In my last post i discussed some of the sniffing tools, here i am discussing how to use ettercap for sniffing network.
You can use ettercap on any linux platform and it is also available for windows but the stable versions are very less in case of windows. Those who are aware of backtrack, good news is that ettercap comes pre-installed and configured in it.
Open up a console and tye “ettercap -G” (withour quotes)
You will get something like this:
Now, click on Sniff>Unified Sniffing. A Dialog box will pop open, asking for the network interface. Select the one you are using.

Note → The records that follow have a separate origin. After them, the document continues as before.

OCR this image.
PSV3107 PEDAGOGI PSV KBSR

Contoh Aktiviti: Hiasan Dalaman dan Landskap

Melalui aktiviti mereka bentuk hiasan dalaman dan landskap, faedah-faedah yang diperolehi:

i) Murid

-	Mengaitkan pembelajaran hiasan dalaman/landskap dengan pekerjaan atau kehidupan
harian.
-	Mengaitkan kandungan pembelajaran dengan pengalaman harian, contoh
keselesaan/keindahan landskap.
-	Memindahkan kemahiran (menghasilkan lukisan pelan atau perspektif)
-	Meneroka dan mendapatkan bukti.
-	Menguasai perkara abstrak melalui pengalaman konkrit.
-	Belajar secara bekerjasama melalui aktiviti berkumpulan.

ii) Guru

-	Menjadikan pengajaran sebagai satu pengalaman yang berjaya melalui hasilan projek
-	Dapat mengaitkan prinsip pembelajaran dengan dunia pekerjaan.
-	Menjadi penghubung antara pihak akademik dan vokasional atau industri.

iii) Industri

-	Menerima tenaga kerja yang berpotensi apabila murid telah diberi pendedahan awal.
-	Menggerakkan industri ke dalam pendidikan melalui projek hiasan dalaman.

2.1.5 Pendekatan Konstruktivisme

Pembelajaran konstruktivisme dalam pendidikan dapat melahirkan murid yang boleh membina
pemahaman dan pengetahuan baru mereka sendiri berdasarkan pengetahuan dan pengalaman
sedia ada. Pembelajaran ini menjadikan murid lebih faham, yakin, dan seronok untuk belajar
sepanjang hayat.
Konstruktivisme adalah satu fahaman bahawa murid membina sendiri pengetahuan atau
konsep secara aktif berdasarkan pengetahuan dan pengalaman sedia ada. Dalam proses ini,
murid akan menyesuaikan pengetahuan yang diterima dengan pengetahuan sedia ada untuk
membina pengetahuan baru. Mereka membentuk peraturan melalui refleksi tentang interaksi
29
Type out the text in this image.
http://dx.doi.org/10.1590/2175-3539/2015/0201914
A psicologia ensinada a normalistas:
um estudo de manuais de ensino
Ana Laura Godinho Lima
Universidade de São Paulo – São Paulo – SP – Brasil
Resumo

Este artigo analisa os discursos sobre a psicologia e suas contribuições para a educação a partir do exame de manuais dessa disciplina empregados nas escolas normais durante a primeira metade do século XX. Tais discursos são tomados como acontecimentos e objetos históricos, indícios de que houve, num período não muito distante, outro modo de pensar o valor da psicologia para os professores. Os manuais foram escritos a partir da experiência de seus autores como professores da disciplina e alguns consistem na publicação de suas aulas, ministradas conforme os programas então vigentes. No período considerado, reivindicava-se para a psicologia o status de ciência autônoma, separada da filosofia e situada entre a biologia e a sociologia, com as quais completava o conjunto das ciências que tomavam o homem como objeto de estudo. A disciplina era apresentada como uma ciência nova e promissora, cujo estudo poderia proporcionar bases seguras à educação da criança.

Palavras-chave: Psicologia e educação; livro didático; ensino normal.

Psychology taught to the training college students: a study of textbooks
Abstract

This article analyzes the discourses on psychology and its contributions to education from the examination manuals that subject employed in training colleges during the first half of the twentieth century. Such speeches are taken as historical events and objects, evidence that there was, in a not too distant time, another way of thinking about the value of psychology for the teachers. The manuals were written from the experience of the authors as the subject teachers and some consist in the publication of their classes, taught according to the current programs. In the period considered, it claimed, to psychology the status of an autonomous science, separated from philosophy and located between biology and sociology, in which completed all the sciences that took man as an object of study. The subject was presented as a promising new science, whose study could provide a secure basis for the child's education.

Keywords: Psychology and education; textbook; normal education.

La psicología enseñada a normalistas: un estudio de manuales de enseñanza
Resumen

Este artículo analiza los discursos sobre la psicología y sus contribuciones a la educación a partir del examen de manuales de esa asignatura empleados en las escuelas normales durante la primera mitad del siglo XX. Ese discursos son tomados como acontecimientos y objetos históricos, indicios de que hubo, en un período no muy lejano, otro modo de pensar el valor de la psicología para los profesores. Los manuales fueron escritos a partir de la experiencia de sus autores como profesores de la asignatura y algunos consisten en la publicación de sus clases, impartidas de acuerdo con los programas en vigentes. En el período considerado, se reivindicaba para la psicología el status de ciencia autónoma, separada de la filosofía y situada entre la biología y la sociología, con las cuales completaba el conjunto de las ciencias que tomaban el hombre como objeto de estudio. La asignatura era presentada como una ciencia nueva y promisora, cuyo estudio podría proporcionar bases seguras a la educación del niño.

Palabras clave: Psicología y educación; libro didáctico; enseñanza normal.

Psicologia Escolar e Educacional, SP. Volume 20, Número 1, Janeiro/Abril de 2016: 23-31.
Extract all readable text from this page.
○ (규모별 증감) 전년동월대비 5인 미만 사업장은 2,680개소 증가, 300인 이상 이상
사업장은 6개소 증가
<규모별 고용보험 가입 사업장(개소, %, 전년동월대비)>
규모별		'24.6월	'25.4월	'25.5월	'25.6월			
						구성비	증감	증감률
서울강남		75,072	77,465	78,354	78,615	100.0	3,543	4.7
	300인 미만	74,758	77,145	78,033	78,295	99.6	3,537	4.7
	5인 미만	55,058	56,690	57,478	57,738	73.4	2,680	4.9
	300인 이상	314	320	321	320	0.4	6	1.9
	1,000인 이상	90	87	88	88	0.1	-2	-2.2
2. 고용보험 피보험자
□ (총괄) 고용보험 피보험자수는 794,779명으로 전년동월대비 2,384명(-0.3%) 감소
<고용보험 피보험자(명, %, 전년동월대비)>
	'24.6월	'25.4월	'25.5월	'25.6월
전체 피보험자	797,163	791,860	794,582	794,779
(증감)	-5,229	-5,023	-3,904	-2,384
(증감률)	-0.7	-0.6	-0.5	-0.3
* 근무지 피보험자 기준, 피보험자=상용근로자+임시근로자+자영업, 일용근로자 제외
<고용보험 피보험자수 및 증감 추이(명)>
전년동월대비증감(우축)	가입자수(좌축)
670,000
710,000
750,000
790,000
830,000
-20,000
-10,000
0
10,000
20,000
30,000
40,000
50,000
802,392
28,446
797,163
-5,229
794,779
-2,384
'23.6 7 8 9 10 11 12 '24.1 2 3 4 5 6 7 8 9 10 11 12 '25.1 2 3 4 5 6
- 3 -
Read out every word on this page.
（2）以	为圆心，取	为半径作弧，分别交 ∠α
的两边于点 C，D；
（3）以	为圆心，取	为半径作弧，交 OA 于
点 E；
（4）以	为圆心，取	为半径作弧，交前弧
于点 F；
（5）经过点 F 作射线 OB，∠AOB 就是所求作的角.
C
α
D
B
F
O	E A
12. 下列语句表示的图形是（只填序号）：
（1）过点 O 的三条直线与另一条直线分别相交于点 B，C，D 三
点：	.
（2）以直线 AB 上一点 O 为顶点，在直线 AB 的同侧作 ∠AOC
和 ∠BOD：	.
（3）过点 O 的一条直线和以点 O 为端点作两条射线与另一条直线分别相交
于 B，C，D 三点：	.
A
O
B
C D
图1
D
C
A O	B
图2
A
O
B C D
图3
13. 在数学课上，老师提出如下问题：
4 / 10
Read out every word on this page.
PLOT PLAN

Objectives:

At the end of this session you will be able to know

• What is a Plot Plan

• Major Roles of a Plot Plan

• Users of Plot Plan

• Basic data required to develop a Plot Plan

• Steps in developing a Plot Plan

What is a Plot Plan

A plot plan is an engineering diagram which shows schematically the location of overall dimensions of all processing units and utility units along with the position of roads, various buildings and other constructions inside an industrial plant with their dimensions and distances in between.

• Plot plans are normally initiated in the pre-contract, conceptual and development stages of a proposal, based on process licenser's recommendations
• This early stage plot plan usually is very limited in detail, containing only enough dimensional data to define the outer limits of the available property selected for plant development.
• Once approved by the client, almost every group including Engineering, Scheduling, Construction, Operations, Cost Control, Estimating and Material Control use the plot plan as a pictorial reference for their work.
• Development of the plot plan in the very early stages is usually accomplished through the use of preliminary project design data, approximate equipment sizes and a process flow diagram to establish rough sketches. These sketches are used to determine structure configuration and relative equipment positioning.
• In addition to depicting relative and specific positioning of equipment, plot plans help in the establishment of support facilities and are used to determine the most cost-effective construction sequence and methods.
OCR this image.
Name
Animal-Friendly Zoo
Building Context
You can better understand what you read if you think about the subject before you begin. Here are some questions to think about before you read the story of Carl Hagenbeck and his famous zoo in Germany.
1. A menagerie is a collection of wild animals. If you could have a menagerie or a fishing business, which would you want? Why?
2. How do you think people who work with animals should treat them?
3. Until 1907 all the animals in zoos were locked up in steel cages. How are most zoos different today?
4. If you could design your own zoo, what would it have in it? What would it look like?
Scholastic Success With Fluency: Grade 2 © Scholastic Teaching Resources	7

You will notice that there are many more options on the top menu bar, for now however, click on hosts>Scan For Hosts. Wait for it to finish.
Now, click on Mitm (Man in the Middle), and select Arp Poisoning, and check the box that says “sniff remote connections”. Click ok.
Alright, now, all you need to do is click on start>start sniffing. Go to another computer on your network and head over to some website where credentials are needed (Email, Forums, Facebook,Myspace etc). Log in and you should see your details come up in Ettercap. To stop sniffing, simple click on Start>Stop Sniffing, and Mitm>Stop Mitm attacks.
Note : Please note that there are ways to secure a network against this, and it isn’t 100% guaranteed to work 100% of the time.